On Friday I commented on Bloomberg's report on the start of the ITC trial in the investigation of HTC's second complaint against Apple, which is, at this point, all about two patents allegedly essential to the 4G/LTE standard.
It appears that at least one very key witness -- Mr. Michael J. Geile, the inventor of those two patents HTC acquired from ADC Telecommunications -- was hesitant to contribute too much to the success of this evidentiary hearing. Apple is never one to be shy to bring motions for sanctions, but these three quotes from Mr. Geile that appear in a letter Apple sent to Administrative Law Judge Thomas B. Pender yesterday (and filed electronically today) are really astonishing:
"I don't think I'm qualified to say that – what the invention was in this."
"I'm saying that the attorneys will interpret whether there is [an invention] or not, that I'm not qualified to interpret that."
"I didn't feel qualified to directly interpret the claims in the patent to say what the invention was, what was in front of me at the time."
So there's a guy who is the named inventor on two cellular network patents, and when Apple's lawyer or the judge ask him about his claimed inventions, he says that this is for HTC's lawyers to answer. As a witness in an ITC investigation he actually has the same obligation as in federal court to say the truth, the whole truth and nothing but the truth. And he basically refuses to say anything substantive at all. He essentially says that he has no idea why he signed a patent application in the first place. The idea of a patent is not that somebody just provides input to lawyers who then take over: a patent is somewhat personal in nature, even if all essential rights are assigned to a company under an employment agreement.
From the outside, it's just a bit bizarre, but Apple is not amused. This witness is quite important in a critical context: the priority date of the patents-in-suit. HTC claims that the actual conception date is a date prior to the filing date. By claiming a pre-filing priority date, prior art that has a publication date during the 12 months or so preceding the filing date can be rendered ineligible. This kind of "swearing-back" is common for patents from the first-to-invent regime that was in place in the United States before last year's America Invents Act (now it's first-to-file like in Europe). But Apple argues that "Mr.
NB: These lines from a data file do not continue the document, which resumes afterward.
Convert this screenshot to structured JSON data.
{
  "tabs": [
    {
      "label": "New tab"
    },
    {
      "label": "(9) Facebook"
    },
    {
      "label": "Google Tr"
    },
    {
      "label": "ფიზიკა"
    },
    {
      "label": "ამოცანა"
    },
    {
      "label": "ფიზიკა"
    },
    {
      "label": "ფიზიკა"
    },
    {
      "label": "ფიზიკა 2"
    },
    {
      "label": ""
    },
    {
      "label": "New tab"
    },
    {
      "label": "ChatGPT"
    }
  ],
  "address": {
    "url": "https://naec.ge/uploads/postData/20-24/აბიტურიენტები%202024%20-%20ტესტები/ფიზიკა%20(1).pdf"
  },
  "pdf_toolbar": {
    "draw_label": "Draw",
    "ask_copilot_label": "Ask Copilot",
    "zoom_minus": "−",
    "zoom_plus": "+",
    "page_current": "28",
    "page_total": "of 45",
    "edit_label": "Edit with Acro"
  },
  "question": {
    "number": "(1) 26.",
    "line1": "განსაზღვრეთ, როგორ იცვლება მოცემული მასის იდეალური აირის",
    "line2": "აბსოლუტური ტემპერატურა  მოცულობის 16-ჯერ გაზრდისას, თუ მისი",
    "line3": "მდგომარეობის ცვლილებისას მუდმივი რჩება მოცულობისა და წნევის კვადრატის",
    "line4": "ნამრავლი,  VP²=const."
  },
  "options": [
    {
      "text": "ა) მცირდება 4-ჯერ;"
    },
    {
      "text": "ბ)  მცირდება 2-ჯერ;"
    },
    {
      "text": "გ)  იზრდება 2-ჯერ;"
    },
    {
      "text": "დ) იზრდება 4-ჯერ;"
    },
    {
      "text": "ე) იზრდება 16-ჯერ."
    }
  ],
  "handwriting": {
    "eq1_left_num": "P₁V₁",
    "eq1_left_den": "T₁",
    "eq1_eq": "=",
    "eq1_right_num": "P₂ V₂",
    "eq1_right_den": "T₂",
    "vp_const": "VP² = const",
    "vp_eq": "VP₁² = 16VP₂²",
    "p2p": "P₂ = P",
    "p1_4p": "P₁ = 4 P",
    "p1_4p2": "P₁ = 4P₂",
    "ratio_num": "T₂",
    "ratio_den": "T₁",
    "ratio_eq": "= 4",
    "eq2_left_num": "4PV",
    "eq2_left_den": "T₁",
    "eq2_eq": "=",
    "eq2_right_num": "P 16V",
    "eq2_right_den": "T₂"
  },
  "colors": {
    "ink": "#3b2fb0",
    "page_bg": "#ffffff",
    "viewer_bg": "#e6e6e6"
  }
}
Geile's refusal to testify as to the subject matter of his claimed invention necessarily precludes him from testifying about any conception of said invention", and it requests "that an adverse inference be drawn against HTC with regard to conception and reduction to practice". More specifically, Apple "requests that [Judge Pender] draw an adverse inference that HTC cannot show conception and supporting reduction to practice that would entitle HTC to a conception date that is prior to the effective filing date of the asserted patents."
In support of its position, Apple cites an ITC precedent according to which an inventor's refusal to testify about his understanding of the patented invention was deemed a "pattern of discovery abuse" that amounted to "obstruction of important and significant discovery".
When writing its letter, it was Apple's understanding that the ITC staff (the Office of Unfair Import Investigations, which participates in some ITC investigations as a third party) supported HTC's position that Mr. Geile did not have to answer those questions on the substance of his invention in order to be able to testify on the conception date. But the ITC staff does not make actual decisions. The ALJ is free to side with Apple on this one, and if he doesn't, Apple will probably appeal this issue to the Commission, the six-member decision-making body at the top of the ITC.
Since standard-essential patents could cause huge problems -- in this case also to the iPhone 5, which will be launched tomorrow --, this case is potentially more relevant than those in which HTC previously asserted patents against Apple. I don't believe the ITC will ultimately order an import ban over standard-essential patents, but if Apple could prove those patents invalid (though the hurdle is high), it would not even have to rely on a FRAND defense in a case that is particularly complicated because HTC and the original patent holder, ADC, never declared those patents to the relevant standard-setting organizations.